Com Estado de Emergência decretado pelo Presidente João Lourenço, de 27 de Março a 11 de Abril, as empresas deixaram de produzir e analistas acreditam que a recuperação dos mercados será que nem nó na garganta para um país que é o terceiro maior parceiro comercial dos EUA na África Subsaariana, devido à exportação de petróleo, e já foi nos últimos sete anos o maior parceiro do Brasil em África.

Pior: o país programou as primeiras eleições autárquicas, na sua história política, para este ano. É um cenário desfavorável para o partido MPLA que governa sob liderança do presidente João Lourenço e favorável para a oposição. Com 30 milhões de habitantes, receia-se que uma crise aguda da Covid-19 provocaria no governo o estresse de países como Brasil que se debatem com sérias dificuldades para aquisição de ventiladores para salvar vidas.

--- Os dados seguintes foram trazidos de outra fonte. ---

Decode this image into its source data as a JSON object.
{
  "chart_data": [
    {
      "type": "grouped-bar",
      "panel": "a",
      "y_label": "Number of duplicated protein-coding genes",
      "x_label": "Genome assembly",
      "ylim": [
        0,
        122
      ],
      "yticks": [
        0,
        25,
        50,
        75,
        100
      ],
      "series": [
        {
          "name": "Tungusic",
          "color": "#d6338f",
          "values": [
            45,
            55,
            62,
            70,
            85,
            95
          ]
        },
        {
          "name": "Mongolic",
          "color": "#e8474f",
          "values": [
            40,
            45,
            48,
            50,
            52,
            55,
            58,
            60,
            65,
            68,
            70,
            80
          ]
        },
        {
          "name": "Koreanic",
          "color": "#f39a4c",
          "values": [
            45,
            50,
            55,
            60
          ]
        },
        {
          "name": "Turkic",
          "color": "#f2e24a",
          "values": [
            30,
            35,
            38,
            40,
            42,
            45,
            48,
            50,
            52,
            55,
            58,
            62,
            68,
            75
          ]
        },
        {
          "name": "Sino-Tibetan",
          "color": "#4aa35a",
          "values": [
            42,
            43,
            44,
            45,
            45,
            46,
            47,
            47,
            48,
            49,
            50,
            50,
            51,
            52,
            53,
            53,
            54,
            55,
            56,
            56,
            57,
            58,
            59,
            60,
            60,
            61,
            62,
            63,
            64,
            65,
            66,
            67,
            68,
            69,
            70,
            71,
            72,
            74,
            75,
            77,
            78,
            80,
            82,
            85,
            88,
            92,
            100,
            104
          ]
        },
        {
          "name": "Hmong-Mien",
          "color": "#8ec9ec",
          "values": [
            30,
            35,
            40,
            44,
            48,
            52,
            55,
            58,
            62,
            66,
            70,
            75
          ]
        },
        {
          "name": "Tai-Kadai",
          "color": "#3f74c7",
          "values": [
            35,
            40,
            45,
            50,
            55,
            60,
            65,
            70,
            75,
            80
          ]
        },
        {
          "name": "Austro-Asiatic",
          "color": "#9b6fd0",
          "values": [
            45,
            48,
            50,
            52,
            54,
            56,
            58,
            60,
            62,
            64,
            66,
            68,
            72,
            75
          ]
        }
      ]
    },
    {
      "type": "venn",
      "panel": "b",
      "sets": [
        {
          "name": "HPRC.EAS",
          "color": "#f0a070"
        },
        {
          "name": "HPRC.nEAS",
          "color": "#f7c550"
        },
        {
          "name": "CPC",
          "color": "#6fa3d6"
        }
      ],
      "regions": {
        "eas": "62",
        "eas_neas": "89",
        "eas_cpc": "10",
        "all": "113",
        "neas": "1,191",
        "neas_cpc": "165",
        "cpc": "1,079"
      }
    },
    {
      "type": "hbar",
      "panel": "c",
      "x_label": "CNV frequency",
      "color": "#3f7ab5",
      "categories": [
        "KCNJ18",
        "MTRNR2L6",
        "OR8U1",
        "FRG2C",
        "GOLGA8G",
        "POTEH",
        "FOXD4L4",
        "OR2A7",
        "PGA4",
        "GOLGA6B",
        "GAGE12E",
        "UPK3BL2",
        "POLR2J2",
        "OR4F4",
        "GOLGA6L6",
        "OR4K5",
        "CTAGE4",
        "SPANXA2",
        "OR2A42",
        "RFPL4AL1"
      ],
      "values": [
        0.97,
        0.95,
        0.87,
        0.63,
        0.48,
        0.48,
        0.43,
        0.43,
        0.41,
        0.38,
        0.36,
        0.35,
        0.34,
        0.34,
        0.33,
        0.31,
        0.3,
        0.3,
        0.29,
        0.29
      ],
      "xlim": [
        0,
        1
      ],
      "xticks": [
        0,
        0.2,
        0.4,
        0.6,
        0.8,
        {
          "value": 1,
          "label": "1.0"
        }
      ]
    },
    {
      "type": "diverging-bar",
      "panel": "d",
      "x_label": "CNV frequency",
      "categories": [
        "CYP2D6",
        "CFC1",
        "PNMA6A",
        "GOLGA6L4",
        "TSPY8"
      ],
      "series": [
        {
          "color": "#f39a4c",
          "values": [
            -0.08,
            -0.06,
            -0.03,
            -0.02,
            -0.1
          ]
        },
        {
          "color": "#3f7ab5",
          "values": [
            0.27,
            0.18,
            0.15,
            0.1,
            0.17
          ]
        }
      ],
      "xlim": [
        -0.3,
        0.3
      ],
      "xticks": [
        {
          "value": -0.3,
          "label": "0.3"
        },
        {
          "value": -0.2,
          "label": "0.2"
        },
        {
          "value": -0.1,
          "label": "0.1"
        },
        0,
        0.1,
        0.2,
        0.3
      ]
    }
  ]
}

Não há estatística oficial do número de ventiladores existentes. Angola pediu apoios de Cuba e da China que já começaram a enviar médicos especialistas, para não se chegar ao pior momento como acontece na Itália, França, EUA, Brasil, Portugal. Até quarta-feira, dia 8 de abril, foram registados 19 casos positivos, duas mortes e dois pacientes curado, num universo de mais de 500 pessoas em quarentena vigiada, por GPS, provenientes de países afectados como Portugal, Brasil, África do Sul e China.

Em um contexto de austeridade, as reformas políticas pretendem insistir na melhoria do ambiente de negócios e a restauração da confiança dos investidores, bem como colocar na rota do crescimento uma economia que tem recuado desde 2014, mas… tudo estará refém das consequências da Covid-19 e da baixa do preço do petróleo.